Je passe mon temps à faire de la paperasse. Pour tout. Appeler à droite à gauche. Demander mon dossier, expliquer que je suis pressée, mais rien n'y fait. Je suis toujours la, assise sur mon canap' de merde en écoutant la petite musique d'attente de l'ambassade du Congo.
Je prends le bus à nouveau et je regarde les gens. J'aime bien ma ville. Je regarde les jeunes. Croise de jeunes faf. Ils me reconnaissent. Je suis seule. La rue est aux mains des fachos. Cranes rasés et lacets blancs. Je baisse la tête et je continue dans la rue.

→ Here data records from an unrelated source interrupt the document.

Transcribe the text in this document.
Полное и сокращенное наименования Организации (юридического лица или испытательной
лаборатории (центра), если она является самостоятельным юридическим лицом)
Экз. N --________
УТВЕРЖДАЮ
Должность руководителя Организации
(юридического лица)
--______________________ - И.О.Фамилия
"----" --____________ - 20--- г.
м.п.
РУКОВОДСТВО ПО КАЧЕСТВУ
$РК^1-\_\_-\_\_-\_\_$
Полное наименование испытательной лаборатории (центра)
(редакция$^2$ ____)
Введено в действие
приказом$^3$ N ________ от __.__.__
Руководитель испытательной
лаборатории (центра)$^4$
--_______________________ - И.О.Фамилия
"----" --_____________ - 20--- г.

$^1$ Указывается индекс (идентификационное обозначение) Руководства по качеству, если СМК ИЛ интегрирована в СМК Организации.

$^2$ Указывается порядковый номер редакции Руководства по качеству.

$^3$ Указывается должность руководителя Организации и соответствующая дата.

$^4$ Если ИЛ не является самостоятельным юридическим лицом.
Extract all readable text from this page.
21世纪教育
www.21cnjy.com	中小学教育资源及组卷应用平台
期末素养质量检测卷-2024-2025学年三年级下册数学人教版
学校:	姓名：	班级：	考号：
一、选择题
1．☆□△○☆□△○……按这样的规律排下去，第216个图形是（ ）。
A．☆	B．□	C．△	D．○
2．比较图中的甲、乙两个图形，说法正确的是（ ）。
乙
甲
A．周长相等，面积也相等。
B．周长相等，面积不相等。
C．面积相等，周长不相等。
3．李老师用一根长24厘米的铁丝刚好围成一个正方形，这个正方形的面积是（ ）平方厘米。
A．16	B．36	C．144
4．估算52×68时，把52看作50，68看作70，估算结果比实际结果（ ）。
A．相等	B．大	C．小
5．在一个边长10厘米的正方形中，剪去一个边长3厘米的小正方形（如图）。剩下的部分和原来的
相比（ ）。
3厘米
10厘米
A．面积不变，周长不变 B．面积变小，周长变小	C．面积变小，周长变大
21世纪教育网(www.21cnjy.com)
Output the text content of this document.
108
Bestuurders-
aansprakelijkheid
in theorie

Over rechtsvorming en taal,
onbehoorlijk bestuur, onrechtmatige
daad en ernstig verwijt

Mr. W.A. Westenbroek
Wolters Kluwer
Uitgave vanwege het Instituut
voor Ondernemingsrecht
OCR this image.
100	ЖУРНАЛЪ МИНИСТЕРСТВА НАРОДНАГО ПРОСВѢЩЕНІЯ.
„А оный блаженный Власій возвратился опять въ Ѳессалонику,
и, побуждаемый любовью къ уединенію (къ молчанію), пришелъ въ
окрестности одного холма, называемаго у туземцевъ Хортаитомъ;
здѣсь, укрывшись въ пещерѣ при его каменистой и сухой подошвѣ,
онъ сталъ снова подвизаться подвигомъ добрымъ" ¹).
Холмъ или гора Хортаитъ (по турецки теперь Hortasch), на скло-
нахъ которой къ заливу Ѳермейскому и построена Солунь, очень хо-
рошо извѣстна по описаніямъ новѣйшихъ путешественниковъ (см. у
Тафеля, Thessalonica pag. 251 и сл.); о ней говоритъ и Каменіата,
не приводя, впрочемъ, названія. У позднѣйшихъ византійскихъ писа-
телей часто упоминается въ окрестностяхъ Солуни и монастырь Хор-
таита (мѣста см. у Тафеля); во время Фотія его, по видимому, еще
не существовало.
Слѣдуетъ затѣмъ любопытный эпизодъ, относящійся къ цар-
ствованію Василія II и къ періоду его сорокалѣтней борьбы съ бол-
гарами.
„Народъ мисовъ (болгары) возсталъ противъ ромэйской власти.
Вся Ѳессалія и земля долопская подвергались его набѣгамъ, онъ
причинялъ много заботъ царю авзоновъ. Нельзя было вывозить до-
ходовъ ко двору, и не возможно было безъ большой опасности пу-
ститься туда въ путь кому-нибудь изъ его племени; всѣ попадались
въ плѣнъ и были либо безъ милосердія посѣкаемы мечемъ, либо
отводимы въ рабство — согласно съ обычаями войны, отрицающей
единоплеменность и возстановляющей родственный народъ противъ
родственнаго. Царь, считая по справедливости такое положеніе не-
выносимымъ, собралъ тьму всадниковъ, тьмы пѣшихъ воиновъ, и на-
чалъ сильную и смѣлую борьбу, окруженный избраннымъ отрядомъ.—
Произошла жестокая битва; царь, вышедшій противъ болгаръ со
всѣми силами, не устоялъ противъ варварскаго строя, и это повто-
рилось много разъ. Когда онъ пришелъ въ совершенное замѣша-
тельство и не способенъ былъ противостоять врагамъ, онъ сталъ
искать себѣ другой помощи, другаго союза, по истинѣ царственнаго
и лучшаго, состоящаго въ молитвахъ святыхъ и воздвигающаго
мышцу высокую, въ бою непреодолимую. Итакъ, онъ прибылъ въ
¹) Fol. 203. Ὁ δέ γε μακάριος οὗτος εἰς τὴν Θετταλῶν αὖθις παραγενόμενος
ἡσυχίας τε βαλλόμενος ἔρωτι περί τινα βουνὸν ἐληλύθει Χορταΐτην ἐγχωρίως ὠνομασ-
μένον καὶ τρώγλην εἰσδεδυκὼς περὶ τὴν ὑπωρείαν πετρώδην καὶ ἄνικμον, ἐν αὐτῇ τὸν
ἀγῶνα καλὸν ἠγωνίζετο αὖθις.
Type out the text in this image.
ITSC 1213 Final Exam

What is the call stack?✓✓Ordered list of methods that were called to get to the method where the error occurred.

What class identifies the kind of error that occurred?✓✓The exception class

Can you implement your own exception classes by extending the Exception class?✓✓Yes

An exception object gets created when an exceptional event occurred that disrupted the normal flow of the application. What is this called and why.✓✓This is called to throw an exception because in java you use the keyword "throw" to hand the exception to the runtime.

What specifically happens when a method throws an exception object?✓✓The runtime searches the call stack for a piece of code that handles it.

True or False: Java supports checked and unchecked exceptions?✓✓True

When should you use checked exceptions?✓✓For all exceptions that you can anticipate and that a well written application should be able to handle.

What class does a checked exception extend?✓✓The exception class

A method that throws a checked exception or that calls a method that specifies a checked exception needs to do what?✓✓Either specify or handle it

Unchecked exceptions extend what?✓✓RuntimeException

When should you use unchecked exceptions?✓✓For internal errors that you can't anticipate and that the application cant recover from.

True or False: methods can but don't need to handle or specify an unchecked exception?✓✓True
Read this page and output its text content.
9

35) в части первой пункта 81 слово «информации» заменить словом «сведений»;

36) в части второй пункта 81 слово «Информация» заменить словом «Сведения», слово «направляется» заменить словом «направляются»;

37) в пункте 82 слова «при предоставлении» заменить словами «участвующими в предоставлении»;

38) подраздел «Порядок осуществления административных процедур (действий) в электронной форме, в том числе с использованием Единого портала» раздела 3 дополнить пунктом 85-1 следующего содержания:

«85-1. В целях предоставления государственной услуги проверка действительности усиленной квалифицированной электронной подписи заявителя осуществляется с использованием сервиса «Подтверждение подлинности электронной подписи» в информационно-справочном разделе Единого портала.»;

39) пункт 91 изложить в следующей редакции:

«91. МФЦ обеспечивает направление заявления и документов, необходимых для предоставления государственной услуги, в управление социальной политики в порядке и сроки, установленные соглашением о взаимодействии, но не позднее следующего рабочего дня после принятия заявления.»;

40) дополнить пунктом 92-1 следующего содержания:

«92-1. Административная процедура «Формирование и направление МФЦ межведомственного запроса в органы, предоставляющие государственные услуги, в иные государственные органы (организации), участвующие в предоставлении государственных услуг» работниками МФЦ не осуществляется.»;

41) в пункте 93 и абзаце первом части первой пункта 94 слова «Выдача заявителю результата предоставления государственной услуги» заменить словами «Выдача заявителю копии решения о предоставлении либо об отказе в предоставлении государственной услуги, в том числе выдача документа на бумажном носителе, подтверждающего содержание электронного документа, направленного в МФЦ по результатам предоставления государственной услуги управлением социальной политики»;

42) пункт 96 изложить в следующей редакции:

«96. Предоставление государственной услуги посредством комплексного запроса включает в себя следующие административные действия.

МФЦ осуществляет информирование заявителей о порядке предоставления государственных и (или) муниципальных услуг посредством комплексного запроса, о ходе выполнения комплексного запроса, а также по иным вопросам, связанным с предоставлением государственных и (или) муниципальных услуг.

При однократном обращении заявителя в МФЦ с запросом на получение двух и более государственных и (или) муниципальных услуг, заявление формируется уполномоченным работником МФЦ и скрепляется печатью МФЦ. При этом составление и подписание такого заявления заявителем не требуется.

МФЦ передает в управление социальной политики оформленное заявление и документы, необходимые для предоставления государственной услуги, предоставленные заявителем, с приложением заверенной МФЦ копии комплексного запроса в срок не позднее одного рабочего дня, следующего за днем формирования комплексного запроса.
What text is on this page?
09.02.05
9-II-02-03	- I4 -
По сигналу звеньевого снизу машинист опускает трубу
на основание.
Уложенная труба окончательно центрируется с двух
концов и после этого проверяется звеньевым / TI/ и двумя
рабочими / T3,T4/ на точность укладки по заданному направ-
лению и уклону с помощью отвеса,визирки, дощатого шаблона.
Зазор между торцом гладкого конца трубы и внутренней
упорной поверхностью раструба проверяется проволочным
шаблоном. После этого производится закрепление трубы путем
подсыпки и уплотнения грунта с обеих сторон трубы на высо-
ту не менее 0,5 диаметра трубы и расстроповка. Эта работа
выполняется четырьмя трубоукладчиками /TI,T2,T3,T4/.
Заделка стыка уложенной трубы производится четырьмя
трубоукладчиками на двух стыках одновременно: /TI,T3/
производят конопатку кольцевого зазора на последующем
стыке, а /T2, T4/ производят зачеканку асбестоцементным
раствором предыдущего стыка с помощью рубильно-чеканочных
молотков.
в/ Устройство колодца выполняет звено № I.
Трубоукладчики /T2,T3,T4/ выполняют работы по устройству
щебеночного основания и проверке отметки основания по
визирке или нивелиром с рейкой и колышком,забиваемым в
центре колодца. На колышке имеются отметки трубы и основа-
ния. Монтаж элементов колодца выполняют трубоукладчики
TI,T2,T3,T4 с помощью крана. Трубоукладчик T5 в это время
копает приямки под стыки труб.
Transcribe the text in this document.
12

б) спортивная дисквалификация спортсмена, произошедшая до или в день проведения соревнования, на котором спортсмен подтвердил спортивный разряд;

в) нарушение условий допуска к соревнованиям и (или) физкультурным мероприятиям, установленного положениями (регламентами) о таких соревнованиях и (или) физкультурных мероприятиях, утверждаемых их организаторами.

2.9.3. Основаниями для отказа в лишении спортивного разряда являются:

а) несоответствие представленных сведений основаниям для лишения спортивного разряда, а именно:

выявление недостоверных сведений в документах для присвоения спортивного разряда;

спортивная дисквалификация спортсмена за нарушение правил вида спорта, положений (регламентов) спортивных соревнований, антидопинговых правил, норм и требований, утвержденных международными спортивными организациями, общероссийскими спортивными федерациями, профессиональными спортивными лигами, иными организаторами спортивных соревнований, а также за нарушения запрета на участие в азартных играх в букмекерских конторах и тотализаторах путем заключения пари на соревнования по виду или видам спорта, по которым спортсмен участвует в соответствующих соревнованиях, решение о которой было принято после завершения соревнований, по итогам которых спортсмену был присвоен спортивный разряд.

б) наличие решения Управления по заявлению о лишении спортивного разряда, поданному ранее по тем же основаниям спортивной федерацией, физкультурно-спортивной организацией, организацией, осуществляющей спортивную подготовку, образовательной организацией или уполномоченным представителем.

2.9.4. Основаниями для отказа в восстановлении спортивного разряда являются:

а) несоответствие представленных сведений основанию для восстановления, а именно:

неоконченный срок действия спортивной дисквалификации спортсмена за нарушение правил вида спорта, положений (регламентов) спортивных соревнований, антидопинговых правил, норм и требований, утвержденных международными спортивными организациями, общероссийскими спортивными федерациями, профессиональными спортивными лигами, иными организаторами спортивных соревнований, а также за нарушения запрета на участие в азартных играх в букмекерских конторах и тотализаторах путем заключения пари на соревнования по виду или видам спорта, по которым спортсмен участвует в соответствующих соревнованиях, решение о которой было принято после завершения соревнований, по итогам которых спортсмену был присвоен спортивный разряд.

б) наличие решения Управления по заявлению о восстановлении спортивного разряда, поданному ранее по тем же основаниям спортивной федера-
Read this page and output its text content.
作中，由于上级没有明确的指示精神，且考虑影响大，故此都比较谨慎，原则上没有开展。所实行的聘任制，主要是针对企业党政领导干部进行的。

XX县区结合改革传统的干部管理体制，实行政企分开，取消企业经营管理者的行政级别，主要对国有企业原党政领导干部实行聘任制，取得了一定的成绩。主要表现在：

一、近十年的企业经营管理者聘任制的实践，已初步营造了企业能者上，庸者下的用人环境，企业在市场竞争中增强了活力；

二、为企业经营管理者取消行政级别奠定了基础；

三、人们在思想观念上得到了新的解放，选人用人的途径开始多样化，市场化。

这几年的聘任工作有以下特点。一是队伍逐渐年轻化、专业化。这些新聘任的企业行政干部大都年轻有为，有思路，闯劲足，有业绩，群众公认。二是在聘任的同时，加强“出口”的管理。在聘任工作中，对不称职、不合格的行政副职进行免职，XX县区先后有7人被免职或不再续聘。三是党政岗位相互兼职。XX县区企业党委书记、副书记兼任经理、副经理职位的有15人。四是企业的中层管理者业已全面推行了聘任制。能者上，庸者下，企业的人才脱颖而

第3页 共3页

Je ne sais plus ce que j'écoute mais j'entends juste les basses et la femme qui sent des aisselles à coté de moi me regarde d'un air méprisant. Ecoute bien ces basses, brave dame. Tu ne va plus en entendre de pareilles de si tôt.
Je rentre, je check facebook et je regarde dissmissed sur MTV. J'ai un amour tout particulier pour la junk TV. Je crois qu'elle contient l'essence de ma génération. On bouffe de la merde, on le sait et on en redemande.
Je me suis aperçue qu'on était en juin. Fini Mai 2008. Ce mois qui a servi à rien sauf à nous montrer des pavés que nous ne jetterons pas. Je déteste la génération de mai 68. Génération qui a tout pris sans nous laisser grand chose et qui se plaint pour ses retraites... Cette génération qui nous regarde avec mépris nous qui n'avons pas fait notre révolution. En même temps pour se révolter contre son père, il faut déjà en avoir un. Et nos pères jouissent sur leurs secrétaires depuis quelques années déjà.
Je suis de la génération qui ne regarde même plus son père parce qu'il est parti il y a trop longtemps. Je suis de cette génération qui n'espère plus grand chose. Mais qui espère quand même, au cas ou.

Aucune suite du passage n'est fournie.